La tomba del mondo (parte 6)


Correre in mezzo al nulla equivaleva a perdersi nella propria mente: quel paesaggio arido e sempre uguale non era altro che lo specchio della mia anima tormentata. Crollai al suolo, sfinito. Ero esausto, non solo nel corpo, ma soprattutto nella mente. Eppure mi rialzai per l'ennesima volta, senza sapere dove trovassi la forza. Davanti a me solo grigia terra e polvere; eppure scrutando con attenzione notai qualcosa, anche se distante. Mi avvicinai con cautela. Era l'ennesima tomba. La lapide sbucava dalla terra simile ad un grosso dente, l'unica da quelle parti.

Era la tomba di Martina: lessi il suo nome a voce alta per sentirmi meno solo, ma non pronunciai la data di morte, né il mio dannato nome. Sentii allora una presenza alle mie spalle, e mi girai di scatto, senza pensarci. Mia moglie era lì, quasi l'avessi evocata con il solo potere della parola. Non era terribile e vendicativa come nell'incubo di un paio di notti prima, appariva semmai fragile e malinconica: era bianca come neve, la sua pelle ricordava la porcellana, e sembrava altrettanto delicata; i biondi capelli si muovevano ad ogni alito del debole vento, quasi avessero vita propria. Indossava il vestito con cui era stata sepolta, un leggero abito primaverile con una fantasia floreale turchese, unico vero colore che rompeva la monotonia del paesaggio cupo, apparendo quasi irreale.

- No, ancora... - mormorai con un filo di voce, mentre arretravo di un passo, sfiorando la lapide.

- Ultimamente il mio riposo è stato turbato da strani sogni. -

La voce della donna che avevo di fronte (ma era davvero lei?) aveva lo stesso suono di quando era in vita, anche se una nota dolente incrinava ogni singola parola.

- Sei un altro trucco di Zosser! – protestai dubbioso, mentre una vana speranza si faceva largo nei miei pensieri, sempre più caotici.

- Chi è Zosser? -

La sua sorpresa pareva autentica. Volli crederle, anche perché ne sentivo il bisogno.

- Martina! - pronunciai il suo nome come un assetato che invochi dell'acqua – Mi hai spezzato il cuore. - ebbi l'impudenza di aggiungere.

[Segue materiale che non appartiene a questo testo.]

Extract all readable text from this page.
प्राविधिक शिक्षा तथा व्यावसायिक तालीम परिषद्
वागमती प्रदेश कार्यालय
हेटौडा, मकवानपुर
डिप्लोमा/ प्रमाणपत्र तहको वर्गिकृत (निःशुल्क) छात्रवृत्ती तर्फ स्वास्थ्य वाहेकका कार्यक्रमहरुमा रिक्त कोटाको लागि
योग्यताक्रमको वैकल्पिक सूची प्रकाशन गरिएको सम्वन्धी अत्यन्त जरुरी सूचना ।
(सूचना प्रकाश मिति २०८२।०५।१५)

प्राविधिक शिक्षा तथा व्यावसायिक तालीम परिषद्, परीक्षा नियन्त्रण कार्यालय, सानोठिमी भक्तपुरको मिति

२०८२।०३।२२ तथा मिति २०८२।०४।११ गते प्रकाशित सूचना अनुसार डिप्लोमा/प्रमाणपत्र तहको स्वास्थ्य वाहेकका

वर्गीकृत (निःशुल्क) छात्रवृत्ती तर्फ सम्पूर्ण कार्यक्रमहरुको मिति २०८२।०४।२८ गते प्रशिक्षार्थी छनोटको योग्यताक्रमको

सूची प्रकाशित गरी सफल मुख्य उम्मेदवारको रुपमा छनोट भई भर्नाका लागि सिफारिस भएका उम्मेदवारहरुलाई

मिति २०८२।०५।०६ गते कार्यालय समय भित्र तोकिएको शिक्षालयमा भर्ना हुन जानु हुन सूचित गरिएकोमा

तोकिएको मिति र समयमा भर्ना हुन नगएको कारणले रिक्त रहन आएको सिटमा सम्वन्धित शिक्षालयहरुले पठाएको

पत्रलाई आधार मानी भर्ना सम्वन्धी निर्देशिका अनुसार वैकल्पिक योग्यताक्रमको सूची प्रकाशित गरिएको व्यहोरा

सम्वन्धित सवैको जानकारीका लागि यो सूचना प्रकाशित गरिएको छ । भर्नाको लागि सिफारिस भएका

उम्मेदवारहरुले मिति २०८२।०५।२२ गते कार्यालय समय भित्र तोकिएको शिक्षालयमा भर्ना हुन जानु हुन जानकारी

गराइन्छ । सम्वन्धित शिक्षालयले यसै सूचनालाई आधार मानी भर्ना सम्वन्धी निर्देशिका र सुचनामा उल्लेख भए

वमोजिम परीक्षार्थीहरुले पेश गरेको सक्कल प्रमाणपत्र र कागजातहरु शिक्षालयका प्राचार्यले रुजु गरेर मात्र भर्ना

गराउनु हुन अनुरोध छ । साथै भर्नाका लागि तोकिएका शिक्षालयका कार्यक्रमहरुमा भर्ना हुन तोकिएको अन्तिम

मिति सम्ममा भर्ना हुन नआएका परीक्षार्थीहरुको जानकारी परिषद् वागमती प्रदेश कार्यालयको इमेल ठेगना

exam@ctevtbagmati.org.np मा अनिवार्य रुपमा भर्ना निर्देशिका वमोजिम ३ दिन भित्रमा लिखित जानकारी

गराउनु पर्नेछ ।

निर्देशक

- Ci siamo fatti del male a vicenda. - rispose mentre si avvicinava osservandomi con curiosità, a sua volta incredula del nostro incontro. Sembrava confusa e perplessa, come chi si è appena destato da un lungo sonno. Esaminando il suo volto da vicino, constatai che la pelle era così sottile che riuscivo ad intravedere le ossa sottostanti, quasi fosse trasparente.

- Sono io quello che ti ha fatto del male. - ammisi in un soffio, per poi portarmi una mano sulla bocca in un gesto infantile, quasi a voler cancellare l'enormità di quella ammissione.

- Ma la tua morte è stata peggiore della mia. – affermò la donna che mi stava davanti mostrando pietà, senza alcuna traccia di rancore. Aveva detto la verità, pura e semplice: come sempre arrivava subito al cuore delle cose.

- Sei migliore di me. – ammisi, volendo essere sincero, almeno per una volta – Lo sei sempre stata. -

- Sei in pericolo. -

I suoi occhi verdi si fecero grandi, quasi a sottolineare la minaccia che incombeva. Sentii perdermi in essi, e la sottile speranza di poco prima si fece più grande, più forte. Martina era lì per salvarmi, non c'era altra spiegazione.

- Per aiutarti a ricordare. - disse facendomi scivolare qualcosa in tasca. Non mi curai di che fosse né di cosa avrei dovuto ricordare, in quel momento esisteva solo il miracolo di Martina, di nuovo insieme a me. Mi resi conto di amarla ancora, nonostante tutto. Desideravo non se ne andasse, sentivo bruciante il bisogno di lei come dell'aria che respiravo, tanto che le chiusi le dita intorno al polso, a volerla trattenere. Era stato un puro impulso dettato dall'urgenza. Ma la sua pelle era talmente glaciale che ritrassi subito la mano, quello era il freddo della morte. Un abisso ormai ci separava, e anche se in quel momento eravamo vicini, in realtà non avremmo potuto essere più distanti. Lei apparteneva al regno delle ombre e del ricordo, in me scorreva ancora sangue caldo nelle vene.

Ci guardammo negli occhi a lungo, senza proferire parola. Non c'era altro da dire. La vidi chinare il capo, afflitta, per poi andarsene senza voltarsi indietro. La guardai diventare sempre più piccola ad ogni passo che ci separava, per poi sparire nel grigio e nel vuoto. Aveva portato via con sé ogni traccia di colore. Non restava che tenebra.